Well, this was a first. Ivan admitting Alfred was right? Hell was freezing over. Right about what?

"Matvey is a very tough cookie." Matthew almost giggled at the phrase wondering where Ivan picked it up. Probably some children's show. "And Matvey is very good and nice and happy… with me? To me? I am unsure of the words, I apologize. Matvey is with me, and I will be with him."

Matthew just sighed at how weak his knees had gotten. It wasn't an apology, but he'd take it just the same.

"My behavior was… very bad. I do not wish to hurt Matvey." Lips were pressed to his head and the arms around him squeezed a little tighter, "Alfred is, how do you say? A target. Resisting is difficult. I am sorry Matvey."

Matthew tilted his head back until their faces met. Matthew whispered against Ivan's lips, "Apology accepted."

A/N: Not well-executed, but the idea had to be written. Got to love the use of random statistics documentaries use, which was the original inspiration.
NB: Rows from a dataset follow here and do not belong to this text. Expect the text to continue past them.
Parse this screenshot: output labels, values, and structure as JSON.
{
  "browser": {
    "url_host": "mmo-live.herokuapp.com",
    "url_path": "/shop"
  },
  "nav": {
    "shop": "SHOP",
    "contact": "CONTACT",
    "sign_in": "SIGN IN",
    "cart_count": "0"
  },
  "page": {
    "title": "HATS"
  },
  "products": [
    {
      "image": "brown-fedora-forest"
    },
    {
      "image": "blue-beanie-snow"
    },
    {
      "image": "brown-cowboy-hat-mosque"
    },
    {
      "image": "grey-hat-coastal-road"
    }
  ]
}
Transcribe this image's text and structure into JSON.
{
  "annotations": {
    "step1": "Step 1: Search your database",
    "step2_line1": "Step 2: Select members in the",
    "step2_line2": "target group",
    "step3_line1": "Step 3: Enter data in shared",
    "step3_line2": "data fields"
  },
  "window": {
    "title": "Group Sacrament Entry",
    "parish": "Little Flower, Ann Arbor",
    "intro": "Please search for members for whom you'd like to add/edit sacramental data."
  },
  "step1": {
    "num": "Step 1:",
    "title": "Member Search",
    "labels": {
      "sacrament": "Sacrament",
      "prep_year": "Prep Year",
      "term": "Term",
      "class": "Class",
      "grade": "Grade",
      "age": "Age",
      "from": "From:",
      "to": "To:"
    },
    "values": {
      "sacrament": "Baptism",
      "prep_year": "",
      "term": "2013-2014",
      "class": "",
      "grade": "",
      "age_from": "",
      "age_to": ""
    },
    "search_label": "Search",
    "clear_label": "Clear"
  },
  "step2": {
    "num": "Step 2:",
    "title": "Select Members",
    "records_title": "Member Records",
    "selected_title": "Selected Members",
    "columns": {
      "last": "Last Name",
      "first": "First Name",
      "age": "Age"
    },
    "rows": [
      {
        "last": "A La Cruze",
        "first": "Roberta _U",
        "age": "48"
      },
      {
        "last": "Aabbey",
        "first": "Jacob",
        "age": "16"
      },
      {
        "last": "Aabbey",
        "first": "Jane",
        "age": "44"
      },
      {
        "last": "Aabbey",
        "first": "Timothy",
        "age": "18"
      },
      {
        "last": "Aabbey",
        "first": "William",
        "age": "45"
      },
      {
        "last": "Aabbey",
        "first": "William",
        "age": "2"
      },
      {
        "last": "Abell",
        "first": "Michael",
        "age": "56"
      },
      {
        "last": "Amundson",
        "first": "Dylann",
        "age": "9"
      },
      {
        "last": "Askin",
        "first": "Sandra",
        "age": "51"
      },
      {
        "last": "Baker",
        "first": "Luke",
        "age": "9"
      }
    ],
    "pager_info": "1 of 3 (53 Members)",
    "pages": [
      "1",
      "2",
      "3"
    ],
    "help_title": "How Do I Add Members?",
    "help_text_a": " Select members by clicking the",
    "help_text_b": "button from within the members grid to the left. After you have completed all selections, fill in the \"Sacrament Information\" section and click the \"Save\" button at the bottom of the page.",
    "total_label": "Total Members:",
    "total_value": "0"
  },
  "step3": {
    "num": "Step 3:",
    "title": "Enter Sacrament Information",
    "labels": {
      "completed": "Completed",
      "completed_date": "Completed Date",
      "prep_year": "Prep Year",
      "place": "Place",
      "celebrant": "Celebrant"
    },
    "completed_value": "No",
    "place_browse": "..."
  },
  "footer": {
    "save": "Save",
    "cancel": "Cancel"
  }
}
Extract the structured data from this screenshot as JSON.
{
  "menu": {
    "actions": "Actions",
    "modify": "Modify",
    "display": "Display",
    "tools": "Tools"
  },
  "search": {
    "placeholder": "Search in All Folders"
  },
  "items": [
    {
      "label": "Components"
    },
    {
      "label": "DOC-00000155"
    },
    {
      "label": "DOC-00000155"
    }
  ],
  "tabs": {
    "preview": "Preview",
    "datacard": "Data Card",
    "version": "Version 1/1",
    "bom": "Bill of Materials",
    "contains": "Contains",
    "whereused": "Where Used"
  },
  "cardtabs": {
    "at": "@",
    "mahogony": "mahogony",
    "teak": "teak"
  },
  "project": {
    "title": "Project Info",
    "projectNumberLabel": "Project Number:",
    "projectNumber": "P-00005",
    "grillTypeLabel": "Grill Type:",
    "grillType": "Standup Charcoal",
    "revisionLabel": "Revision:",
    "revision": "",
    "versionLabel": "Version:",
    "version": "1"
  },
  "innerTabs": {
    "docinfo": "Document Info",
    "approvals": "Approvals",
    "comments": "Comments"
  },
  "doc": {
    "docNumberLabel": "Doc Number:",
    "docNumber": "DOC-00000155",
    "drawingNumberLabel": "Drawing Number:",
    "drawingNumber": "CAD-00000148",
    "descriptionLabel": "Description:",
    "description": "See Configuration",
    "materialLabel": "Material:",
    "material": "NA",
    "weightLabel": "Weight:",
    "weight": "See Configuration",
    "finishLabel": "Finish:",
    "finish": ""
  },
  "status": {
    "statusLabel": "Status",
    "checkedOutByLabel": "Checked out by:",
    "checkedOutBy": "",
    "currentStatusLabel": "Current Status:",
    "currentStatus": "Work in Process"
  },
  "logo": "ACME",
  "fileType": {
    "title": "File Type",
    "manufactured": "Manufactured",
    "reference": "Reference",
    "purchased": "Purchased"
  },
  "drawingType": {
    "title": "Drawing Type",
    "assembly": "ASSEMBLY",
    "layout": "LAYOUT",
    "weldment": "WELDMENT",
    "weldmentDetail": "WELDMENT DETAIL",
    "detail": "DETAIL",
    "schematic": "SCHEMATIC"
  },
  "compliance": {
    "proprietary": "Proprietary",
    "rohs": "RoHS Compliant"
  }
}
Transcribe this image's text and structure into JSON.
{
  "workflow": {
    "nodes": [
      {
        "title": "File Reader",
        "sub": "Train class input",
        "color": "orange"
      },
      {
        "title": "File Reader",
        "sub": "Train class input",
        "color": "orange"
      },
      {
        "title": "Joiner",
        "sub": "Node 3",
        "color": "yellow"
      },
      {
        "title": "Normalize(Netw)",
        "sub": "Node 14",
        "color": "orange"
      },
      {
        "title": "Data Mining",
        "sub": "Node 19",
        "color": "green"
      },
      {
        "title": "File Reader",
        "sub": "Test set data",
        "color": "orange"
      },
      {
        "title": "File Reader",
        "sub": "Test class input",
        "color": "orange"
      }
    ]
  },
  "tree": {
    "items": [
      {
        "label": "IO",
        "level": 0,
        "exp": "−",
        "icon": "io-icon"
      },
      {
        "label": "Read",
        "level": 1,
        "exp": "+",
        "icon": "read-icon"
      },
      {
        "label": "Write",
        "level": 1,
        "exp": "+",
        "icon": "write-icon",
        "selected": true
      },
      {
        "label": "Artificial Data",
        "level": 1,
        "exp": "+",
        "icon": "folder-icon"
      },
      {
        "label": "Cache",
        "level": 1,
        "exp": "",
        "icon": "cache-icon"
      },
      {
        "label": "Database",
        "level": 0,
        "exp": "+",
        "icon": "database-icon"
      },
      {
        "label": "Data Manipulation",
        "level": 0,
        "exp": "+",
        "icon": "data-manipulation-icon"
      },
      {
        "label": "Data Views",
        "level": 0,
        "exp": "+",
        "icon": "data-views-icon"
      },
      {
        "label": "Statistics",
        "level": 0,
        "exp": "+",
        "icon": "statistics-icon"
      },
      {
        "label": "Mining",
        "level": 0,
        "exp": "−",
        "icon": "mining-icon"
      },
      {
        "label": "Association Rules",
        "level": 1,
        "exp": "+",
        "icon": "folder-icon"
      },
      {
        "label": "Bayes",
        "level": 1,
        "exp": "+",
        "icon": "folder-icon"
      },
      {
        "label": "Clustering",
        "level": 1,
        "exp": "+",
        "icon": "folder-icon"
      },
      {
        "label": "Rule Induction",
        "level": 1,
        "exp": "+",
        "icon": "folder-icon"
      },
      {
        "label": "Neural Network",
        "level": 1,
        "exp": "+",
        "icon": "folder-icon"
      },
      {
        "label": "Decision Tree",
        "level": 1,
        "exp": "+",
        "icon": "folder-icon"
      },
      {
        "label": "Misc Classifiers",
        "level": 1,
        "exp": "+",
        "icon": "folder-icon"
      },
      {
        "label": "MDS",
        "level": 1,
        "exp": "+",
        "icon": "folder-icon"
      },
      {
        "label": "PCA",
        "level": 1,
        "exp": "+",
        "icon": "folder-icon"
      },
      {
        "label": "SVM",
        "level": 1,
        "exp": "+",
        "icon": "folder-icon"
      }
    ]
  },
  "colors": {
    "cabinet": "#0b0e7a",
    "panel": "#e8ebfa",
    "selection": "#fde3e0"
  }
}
The only reference I could find on this was the "Gay gene gap" twin studies, where "… found 52 percent of identical twin brothers of gay men also were gay, compared with 22 percent of fraternal twins, compared with 11 percent of genetically unrelated (adopted) brothers." I don't think Al has to worry too much.

As an aside, I wanted to beat him for hijacking the story and managed to bring it back around to Matthew. Because Al is a drama queen and an attention hog (and entirely too fun to write).